For a moment, what if one assumes that Weinstein really meant to announce the indictment a few months ago, but got sidetracked by the state’s overall loss in the corruption trial against former prime minister Ehud Olmert and by changes in the availability of key witnesses against Liberman? And what if the case was going to take an inordinate amount of time to put together because there were key witnesses and documents in eight other countries? And as such, what if Weinstein meant to announce the indictment a few months ago, and this was the earliest he could indict Liberman given the unexpected delays?

The problem is that even if this is true – a big if – indicting someone like Liberman right before elections when an investigation has been ongoing for so long (the smallest time period the prosecution can claim is three years, which is generally unheard of) makes the State Attorney’s Office look political at the very least.

There were so many other options. Yes, maybe the investigation needed to take a long time, but in that case, after such a long delay, why could the indictment not wait another six weeks?

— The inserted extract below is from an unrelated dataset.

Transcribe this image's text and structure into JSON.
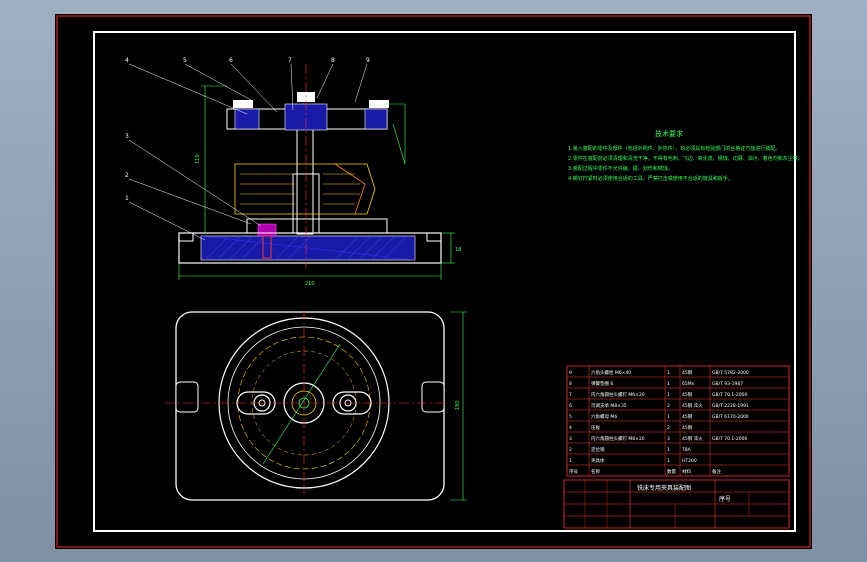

Whether or not Weinstein wanted to look political in his decision-making, it indeed made him look that way, say commentators – and that is bad news for him and for how the country views law enforcement’s objectivity.

None of this confirms conspiracy theories that the state is only out to get politicians on the Right. It is unclear what Olmert is up to these days, but the Right definitely would not count him as a hero, nor would the right bear-hug former convicted ministers Abraham Hirschensohn or Haim Ramon.

But it does make law enforcement look like it is reveling in taking down political figures for winning fame, and acting beyond just professional considerations.

It also distracts the public from a problem that many commentators have noted, namely that law enforcement is at a disadvantage and needs all the public support it can get for fighting public corruption.

Whether Liberman or Olmert are guilty or not, enough politicians have been convicted and are currently on their way to being convicted that commentators say there is no question that this country has massive public corruption issues.

If Weinstein and the rest of law enforcement are going to garner public support for fighting this phenomenon, they need to look cleaner than clean in the public eye, say commentators.

Otherwise law enforcement will spend as much time defending criticism and being investigated by others as it will fighting corruption.

In the end, commentators say that the leaks and timing in regard to Liberman were not only unfair to him, they damaged law enforcement’s overall credibility and effectiveness.